Ser cow-boy, de Francesc-Marc Álvaro en La Vanguardia
No pasa día sin que alguna nueva encuesta nos alegre el alma. La última que nos llega descubre que sólo uno de cada diez niños españoles quiere ejercer la misma profesión que sus padres. El sondeo añade que ser futbolista sigue siendo el sueño preferido de los nenes, mientras a las nenas les mola más ser profesora, dedicarse a la medicina o ejercer la veterinaria. Entre los sueños infantiles, arrasan actividades clásicas como policía, piloto, astronauta, detective, peluquera, actriz, modelo y princesa. Hay dos novedades que, hace sólo una década, eran impensables: los chicos añaden a esta lista la profesión de probador de videojuegos y las chicas la de ministra, sin dejarse influir por el descrédito de la política. Tal vez esta moda contra corriente se deba a los señeros ejemplos de Magdalena Álvarez y Carme Chacón. Visto el dato, auguramos un gran éxito de ventas de una eventual muñeca Barbie ministra (con o sin tren eléctrico) o, por lo menos, secretaria de Estado.

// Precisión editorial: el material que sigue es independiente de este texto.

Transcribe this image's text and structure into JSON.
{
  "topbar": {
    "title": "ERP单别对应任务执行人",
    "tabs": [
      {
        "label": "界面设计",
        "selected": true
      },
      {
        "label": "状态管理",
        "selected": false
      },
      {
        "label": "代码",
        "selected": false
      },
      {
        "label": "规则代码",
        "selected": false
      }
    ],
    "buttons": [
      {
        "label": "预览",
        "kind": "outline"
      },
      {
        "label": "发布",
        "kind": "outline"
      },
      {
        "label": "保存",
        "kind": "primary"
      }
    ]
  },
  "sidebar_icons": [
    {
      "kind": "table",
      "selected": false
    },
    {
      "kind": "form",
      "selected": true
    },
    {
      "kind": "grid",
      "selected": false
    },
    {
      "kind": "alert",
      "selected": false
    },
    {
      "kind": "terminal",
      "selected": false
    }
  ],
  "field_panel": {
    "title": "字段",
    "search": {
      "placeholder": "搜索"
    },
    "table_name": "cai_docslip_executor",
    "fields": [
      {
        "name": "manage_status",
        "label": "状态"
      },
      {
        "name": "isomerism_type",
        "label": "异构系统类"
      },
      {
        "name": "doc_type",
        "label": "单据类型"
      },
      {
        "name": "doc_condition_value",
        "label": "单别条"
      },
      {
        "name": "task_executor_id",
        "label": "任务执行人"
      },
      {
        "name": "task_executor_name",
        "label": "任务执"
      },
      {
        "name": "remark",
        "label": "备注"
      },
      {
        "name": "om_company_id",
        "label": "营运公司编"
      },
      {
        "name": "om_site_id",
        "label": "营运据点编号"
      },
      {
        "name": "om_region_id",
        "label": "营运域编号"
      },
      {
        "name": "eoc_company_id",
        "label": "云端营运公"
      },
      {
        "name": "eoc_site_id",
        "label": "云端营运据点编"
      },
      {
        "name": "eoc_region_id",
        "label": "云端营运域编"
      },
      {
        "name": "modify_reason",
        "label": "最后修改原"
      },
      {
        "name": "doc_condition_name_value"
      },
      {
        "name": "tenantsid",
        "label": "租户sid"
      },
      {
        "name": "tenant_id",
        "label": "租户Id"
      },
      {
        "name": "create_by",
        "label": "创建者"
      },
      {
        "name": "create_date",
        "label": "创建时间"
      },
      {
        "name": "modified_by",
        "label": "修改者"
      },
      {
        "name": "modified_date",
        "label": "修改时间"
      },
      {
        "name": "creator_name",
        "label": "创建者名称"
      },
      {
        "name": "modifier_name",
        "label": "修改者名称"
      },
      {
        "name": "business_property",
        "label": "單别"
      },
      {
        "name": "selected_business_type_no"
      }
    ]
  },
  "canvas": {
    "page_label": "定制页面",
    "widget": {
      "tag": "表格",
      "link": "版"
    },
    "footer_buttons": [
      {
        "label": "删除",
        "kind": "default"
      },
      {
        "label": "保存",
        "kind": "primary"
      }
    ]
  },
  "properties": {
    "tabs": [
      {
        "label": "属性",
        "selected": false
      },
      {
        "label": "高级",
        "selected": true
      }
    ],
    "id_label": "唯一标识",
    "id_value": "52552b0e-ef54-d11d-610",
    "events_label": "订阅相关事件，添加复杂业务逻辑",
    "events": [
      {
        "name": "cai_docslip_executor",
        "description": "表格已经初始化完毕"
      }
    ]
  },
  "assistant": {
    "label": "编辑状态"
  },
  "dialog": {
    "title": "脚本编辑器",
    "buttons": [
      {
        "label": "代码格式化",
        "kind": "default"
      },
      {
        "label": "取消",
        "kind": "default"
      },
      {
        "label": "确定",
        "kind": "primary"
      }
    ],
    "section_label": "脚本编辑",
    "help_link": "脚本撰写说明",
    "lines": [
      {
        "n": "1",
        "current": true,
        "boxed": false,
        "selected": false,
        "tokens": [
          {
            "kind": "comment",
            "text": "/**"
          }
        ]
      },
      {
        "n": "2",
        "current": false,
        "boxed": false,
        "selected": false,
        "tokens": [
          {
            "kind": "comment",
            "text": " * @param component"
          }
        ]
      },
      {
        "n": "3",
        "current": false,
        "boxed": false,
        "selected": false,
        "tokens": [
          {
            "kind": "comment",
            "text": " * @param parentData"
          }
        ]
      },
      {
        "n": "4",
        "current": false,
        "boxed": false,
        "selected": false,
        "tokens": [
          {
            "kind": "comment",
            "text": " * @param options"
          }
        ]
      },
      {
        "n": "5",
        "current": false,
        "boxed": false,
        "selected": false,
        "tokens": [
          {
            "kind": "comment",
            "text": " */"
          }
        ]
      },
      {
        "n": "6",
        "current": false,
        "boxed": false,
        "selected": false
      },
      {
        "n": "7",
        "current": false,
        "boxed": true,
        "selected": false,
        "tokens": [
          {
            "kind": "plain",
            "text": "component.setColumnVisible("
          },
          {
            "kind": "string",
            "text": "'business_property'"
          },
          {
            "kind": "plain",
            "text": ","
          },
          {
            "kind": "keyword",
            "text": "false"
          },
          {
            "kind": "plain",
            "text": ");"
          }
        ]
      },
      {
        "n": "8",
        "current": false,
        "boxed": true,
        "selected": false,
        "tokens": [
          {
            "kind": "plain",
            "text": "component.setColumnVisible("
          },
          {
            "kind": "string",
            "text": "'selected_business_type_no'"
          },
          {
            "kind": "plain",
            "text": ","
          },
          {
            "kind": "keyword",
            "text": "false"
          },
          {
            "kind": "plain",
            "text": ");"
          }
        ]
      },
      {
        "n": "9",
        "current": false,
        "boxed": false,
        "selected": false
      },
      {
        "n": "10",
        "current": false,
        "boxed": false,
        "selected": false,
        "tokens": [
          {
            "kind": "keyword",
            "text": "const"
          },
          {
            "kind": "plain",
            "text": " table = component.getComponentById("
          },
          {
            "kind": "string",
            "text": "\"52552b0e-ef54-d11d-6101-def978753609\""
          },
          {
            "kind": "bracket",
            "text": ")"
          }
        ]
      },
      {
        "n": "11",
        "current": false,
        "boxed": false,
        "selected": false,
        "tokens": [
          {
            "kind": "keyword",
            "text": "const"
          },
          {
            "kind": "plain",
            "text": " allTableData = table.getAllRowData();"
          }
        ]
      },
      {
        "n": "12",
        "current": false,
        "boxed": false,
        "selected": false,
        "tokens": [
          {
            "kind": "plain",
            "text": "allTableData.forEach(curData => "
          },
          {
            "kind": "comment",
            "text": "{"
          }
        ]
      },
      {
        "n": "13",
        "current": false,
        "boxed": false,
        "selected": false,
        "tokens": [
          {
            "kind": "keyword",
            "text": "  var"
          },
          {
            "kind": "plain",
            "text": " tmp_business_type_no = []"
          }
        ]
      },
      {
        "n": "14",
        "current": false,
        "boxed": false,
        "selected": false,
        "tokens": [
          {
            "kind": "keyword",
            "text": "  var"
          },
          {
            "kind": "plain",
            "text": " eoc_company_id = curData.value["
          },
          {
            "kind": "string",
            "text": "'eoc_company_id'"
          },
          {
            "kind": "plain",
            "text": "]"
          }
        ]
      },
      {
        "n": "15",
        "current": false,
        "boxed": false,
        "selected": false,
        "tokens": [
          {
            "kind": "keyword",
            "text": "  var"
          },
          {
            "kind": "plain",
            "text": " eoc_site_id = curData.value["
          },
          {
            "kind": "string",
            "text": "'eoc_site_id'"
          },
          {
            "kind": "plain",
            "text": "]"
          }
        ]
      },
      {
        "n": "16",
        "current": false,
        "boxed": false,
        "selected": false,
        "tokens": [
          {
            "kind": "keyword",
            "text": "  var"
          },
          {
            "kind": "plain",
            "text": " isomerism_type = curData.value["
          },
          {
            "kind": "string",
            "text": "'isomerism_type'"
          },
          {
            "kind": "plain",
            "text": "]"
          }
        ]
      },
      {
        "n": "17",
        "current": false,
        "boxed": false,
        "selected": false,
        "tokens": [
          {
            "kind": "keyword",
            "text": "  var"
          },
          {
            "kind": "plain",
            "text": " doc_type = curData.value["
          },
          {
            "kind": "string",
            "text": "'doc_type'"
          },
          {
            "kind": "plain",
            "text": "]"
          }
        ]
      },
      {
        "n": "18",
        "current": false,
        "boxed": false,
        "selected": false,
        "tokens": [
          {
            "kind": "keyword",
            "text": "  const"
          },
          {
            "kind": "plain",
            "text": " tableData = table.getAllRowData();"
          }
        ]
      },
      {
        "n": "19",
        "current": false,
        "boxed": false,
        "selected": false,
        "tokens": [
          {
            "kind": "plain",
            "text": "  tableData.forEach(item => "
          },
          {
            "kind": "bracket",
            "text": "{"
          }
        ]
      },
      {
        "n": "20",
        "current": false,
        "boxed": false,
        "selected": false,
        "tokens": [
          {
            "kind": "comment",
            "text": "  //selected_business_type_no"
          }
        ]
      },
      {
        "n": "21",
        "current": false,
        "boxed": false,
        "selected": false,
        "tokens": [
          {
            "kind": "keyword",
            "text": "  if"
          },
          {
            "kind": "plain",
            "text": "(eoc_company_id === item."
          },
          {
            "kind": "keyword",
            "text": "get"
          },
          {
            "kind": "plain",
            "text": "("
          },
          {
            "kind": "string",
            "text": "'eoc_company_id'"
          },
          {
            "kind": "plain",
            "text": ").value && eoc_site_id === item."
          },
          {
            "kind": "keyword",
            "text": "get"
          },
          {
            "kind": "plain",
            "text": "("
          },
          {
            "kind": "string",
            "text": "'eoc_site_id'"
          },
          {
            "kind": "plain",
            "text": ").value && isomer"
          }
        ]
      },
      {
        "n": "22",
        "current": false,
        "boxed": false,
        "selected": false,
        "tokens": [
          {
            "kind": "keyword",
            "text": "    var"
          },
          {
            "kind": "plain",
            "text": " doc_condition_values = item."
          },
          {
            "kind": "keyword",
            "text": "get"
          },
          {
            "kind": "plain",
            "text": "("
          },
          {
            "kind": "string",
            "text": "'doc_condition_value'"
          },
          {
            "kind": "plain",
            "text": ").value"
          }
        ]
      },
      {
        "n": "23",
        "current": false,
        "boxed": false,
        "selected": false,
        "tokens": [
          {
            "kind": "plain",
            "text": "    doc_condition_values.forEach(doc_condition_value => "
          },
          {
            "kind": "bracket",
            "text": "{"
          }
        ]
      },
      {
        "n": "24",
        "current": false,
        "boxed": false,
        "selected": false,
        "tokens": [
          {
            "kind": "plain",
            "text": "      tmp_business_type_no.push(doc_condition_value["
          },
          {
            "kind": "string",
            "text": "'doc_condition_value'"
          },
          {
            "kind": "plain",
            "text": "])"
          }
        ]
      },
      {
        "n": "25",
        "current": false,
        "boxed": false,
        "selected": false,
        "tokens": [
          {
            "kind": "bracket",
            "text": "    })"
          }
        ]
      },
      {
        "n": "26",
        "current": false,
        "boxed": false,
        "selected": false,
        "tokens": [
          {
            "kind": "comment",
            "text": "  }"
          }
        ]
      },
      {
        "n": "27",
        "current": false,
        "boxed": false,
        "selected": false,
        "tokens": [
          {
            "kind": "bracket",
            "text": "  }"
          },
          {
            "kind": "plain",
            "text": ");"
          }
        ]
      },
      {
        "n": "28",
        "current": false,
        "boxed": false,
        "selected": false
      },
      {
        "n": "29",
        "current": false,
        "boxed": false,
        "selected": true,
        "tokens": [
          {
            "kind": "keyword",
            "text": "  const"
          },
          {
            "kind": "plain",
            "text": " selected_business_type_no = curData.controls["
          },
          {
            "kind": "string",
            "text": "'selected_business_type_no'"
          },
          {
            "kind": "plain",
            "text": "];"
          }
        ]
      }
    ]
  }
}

Podemos respirar tranquilos, las criaturas van a lo suyo. La obligación de todo niño en su sano juicio, desde que existen la tele y los potitos, es querer ser astronauta o bailarina, conductor de tren o bombera, lo habitual. No creo que el hijo de nadie quiera convertirse, a los siete o diez años, en registrador de la propiedad, abogado del Estado, inspector de abastos o analista/ ojeador de tendencias. Si llegara tal caso, les recomiendo una visita urgente al psicólogo, pero no al infantil. Porque serían ustedes los que necesitarían tratamiento de choque para evitar que sus vástagos se transformaran definitivamente en monstruos fuera de control. Por ahí andan hoy algunos adultos la mar de peligrosos que, detectados a tiempo, nos hubieran ahorrado disgustos.
Uno, en sus años prehistóricos, quiso ser cow-boy, como está mandao.Recuerdo un remoto domingo de carnaval (y lo recuerdo porque hay foto del evento en blanco y negro) en que mi padre me paseó vestido de vaquero-pistolero (con estrella de sheriff) por las calles del barrio. Mi bautizo de fuego en tal oficio incluía el manejo de un inofensivo revólver de plástico que, sin duda, hoy sería proscrito por muchos educadores. Puedo certificar que, a pesar de esta temprana exhibición de belicismo, no he sentido nunca tentación alguna de emular a Rambo. Mi experiencia en el Far-West fue corta, debo admitirlo. Nunca crucé el Mississippi, a pesar de que la teleserie Bonanza invitaba a hacerlo.
Lo raro de esta encuesta es que no registre primerizas vocaciones de famoso.Quiero decir de famoso a secas sin mérito alguno, el pájaro que aparece en la tele para glosar la complejidad de sus partes. Es un dato para la esperanza.